DARPA isn’t the only U.S. government agency represented at this year’s DefCon. Terrell McSweeny, commissioner of the Federal Trade Commission, will speak about how the FTC wants to improve consumer privacy and how security professionals can help.
A talk that federal officials are likely to have an interest in is one from security researcher Sebastian Westerhold, who is set to detail critical flaws in the Traffic Collision Avoidance System (TCAS) used in modern aviation.
Security researcher Chris Rock, meanwhile, is looking to give an even more intriguing talk this year than the one he gave last year. At DefCon 23, Rock gave one of the more interesting talks—on how to forge birth and death certificates.

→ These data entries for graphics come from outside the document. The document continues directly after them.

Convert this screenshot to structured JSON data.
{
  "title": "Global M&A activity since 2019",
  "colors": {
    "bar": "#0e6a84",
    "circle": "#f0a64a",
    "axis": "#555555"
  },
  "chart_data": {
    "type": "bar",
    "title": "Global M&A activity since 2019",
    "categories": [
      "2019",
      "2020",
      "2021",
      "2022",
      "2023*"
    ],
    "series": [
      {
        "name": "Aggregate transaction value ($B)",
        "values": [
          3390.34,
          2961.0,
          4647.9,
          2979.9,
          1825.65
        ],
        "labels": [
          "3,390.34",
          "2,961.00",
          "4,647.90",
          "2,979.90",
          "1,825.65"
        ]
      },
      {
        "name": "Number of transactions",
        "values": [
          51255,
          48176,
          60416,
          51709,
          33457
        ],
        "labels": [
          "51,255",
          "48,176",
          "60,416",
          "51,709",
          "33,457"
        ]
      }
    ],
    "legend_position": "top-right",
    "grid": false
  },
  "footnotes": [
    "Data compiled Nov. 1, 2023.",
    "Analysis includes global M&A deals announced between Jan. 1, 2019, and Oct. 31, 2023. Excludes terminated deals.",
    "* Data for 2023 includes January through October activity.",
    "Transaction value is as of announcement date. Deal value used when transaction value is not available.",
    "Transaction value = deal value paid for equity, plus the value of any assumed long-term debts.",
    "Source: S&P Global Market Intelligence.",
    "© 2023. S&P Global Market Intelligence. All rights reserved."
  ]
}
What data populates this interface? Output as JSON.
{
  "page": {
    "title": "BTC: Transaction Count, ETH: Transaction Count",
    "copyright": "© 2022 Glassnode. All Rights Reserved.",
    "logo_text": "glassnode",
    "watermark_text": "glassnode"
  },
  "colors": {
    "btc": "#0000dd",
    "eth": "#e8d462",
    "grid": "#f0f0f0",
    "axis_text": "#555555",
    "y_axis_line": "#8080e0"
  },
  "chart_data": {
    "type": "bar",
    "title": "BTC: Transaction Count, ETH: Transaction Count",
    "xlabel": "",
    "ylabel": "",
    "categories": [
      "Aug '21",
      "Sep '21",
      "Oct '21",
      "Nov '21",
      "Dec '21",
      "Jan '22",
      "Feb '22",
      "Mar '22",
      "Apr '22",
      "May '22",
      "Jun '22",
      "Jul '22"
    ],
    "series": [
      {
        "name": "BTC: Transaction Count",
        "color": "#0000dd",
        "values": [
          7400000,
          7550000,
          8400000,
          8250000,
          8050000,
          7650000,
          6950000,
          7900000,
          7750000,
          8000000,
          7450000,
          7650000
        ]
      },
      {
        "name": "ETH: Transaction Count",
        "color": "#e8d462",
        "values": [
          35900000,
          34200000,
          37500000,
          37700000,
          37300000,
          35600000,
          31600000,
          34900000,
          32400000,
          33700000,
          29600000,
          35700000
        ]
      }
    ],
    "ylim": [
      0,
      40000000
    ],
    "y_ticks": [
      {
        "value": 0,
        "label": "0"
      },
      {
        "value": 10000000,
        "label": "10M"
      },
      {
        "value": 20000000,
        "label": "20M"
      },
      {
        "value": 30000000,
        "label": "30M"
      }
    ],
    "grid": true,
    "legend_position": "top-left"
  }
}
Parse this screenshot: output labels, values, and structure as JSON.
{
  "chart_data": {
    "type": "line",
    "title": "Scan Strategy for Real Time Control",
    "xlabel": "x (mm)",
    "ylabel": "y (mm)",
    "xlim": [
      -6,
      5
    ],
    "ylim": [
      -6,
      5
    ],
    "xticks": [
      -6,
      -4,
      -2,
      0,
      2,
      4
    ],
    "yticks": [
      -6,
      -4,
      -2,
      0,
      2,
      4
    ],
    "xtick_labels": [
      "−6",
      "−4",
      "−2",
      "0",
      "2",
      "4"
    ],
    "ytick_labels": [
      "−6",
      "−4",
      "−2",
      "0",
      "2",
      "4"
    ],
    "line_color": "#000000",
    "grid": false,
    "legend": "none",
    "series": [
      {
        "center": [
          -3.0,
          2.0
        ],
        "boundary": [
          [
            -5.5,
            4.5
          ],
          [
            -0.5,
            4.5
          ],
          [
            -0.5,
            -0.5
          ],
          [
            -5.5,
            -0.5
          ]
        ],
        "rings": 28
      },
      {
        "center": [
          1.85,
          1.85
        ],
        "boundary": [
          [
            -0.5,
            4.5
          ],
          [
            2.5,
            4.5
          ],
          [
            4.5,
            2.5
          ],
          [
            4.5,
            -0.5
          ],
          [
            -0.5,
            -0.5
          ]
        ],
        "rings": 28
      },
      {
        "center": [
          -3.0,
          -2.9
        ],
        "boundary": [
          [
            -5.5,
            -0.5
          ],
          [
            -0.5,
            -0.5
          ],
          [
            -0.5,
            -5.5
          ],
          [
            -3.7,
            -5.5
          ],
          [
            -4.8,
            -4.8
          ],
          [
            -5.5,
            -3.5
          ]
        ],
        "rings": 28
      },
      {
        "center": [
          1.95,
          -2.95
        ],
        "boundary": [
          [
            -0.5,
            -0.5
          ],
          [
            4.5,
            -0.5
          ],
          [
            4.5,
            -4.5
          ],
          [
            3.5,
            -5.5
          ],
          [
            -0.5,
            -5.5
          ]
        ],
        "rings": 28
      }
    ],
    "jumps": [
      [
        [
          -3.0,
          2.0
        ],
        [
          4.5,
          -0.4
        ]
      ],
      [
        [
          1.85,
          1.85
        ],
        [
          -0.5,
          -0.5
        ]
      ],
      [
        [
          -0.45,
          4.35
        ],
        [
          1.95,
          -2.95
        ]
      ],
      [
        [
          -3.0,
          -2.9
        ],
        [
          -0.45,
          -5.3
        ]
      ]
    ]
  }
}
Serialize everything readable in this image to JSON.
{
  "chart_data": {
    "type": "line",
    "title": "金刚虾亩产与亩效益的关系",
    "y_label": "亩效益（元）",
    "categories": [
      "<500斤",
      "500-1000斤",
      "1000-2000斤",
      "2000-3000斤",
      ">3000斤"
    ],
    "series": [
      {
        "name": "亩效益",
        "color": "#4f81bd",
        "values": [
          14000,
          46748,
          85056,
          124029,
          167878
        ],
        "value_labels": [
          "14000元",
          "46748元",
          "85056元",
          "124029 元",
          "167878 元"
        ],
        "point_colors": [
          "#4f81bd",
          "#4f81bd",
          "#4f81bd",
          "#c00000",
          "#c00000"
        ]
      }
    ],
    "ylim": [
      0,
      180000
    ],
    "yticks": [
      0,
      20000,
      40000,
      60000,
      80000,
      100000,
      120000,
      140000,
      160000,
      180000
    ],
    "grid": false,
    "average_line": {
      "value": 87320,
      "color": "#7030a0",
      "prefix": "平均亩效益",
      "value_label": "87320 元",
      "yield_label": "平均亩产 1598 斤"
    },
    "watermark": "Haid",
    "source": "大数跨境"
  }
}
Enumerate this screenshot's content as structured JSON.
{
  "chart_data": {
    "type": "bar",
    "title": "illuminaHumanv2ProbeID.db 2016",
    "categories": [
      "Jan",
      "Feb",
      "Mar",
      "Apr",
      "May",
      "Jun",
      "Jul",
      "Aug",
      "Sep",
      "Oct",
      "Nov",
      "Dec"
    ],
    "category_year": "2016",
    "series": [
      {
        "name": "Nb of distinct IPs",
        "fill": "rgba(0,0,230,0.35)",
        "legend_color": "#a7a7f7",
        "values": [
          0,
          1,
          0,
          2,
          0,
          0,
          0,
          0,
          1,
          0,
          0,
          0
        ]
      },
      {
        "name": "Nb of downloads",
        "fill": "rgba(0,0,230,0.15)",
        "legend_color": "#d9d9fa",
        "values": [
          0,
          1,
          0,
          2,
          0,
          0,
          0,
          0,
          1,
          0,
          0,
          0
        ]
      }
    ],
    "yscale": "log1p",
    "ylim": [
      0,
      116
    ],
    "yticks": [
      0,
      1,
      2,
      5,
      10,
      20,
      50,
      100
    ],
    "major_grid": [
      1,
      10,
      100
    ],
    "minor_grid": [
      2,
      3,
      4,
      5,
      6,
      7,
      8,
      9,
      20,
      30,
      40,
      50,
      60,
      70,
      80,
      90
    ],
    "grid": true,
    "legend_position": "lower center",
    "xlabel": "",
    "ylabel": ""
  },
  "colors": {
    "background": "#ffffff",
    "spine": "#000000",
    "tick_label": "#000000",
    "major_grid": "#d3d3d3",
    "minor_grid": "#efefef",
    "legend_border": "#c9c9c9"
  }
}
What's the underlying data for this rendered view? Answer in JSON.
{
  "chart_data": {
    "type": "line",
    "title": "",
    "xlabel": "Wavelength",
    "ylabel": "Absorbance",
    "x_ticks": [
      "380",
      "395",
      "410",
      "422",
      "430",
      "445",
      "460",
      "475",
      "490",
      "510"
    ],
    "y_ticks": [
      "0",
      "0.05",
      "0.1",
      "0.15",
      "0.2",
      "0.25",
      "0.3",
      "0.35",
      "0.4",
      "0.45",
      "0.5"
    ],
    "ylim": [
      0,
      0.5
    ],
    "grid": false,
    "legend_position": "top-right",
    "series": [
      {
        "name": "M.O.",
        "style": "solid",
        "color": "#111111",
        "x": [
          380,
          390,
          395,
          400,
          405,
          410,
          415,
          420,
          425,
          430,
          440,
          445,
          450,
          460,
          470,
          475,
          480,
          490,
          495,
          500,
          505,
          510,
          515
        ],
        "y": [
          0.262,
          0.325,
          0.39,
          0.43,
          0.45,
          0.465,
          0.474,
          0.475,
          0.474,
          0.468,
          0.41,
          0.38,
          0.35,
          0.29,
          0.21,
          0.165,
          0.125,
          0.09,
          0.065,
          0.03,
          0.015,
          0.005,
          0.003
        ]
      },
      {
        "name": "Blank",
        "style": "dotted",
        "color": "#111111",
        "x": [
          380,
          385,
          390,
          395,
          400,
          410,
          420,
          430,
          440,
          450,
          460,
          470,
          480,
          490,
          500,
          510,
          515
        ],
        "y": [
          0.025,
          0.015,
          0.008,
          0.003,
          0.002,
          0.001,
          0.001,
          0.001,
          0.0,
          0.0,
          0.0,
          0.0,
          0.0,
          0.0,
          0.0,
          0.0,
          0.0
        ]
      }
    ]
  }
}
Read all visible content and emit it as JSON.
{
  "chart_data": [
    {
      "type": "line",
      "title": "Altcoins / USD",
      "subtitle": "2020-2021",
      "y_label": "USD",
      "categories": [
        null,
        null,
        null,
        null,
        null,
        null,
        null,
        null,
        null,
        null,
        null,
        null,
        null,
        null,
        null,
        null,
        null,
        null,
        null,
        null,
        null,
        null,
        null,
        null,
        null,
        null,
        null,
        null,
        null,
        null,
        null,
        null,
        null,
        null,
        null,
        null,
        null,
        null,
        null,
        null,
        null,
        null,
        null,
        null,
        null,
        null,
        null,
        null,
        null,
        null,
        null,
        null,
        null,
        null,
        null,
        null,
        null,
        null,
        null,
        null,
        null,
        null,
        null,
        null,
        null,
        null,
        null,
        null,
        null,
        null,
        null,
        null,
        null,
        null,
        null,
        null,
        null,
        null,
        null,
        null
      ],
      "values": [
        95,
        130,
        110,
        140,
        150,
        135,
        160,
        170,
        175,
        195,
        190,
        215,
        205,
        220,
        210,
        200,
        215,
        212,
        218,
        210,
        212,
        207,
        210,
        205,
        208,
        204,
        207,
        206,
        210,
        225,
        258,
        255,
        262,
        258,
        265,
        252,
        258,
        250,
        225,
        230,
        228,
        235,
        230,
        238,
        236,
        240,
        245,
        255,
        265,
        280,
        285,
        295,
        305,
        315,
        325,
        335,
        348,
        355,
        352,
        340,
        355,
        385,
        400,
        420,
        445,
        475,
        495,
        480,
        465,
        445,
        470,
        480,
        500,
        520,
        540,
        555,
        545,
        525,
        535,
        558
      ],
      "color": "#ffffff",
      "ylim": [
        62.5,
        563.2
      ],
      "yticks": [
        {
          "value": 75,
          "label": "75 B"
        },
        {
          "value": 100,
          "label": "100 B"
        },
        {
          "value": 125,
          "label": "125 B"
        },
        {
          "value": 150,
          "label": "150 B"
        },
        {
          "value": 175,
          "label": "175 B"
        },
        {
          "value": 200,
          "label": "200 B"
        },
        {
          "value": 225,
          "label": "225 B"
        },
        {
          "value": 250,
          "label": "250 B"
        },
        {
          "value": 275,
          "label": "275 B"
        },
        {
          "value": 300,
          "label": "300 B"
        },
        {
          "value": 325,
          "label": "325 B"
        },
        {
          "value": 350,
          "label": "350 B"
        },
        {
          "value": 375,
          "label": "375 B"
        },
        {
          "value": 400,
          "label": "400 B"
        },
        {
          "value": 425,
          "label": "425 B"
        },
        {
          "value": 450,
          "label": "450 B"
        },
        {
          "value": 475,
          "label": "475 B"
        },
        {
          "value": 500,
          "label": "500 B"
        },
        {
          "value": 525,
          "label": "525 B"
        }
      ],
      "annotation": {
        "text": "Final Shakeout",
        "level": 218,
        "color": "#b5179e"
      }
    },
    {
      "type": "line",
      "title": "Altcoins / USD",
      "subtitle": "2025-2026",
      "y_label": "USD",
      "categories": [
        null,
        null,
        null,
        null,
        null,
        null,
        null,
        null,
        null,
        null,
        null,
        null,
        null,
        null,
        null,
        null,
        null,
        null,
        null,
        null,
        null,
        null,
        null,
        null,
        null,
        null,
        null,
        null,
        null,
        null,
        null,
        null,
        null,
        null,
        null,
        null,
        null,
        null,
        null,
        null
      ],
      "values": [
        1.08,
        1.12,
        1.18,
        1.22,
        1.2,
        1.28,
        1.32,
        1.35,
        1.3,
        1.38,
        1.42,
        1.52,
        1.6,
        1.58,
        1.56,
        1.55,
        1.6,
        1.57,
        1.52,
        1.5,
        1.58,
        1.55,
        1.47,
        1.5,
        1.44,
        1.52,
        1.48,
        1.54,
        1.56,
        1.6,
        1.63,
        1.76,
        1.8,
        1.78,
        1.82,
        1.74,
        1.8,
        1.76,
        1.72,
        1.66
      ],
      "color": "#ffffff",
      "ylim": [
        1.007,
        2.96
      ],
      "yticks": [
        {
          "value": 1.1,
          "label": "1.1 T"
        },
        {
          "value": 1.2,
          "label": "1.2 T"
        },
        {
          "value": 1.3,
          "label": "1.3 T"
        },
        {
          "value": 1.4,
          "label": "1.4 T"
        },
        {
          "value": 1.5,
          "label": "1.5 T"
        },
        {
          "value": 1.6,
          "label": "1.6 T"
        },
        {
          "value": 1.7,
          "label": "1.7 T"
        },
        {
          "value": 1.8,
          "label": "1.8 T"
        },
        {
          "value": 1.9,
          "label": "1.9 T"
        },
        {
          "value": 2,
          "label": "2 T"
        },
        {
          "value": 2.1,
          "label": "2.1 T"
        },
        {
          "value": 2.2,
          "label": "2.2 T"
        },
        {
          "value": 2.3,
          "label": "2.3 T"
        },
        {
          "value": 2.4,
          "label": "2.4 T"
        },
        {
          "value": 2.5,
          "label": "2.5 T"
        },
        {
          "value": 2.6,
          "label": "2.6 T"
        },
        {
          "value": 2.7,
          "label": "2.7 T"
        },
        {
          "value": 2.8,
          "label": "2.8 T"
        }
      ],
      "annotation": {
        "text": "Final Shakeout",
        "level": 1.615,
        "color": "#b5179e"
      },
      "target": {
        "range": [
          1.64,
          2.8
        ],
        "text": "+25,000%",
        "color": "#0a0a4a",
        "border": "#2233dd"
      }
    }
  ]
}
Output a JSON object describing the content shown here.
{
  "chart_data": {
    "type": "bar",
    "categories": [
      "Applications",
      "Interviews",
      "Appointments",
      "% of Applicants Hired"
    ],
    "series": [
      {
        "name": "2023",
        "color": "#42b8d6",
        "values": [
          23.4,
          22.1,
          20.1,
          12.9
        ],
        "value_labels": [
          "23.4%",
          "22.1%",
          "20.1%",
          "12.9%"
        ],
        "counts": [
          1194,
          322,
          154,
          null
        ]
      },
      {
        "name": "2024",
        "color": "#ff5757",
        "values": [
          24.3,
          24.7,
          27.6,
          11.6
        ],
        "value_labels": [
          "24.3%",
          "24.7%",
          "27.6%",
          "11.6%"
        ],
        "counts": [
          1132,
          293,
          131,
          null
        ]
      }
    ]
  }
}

This year, he is back but this time his talk isn’t about life and death, but rather about how to overthrow a government, using digital tools.
“Chris will walk you through a cyber regime change from start to finish on a real country and show you how to architect a coup achieving the same result as a traditional mercenary operation without any blood spilt,” the session abstract states.
Looking forward to the massive volume of threat information coming this week is somewhat overwhelming, as it would seem that no stone of our digital world has been left unturned in the search for vulnerabilities.
While anxiety over security risks is understandable, soliciting fear is not what Black Hat and DefCon are all about. The simple truth is that there is no such thing as security by obscurity and by bringing issues to light in internet of things (IoT) and internet protocols and everything in between, fixes can be made, infrastructure can be hardened and the world might just become safer as a result.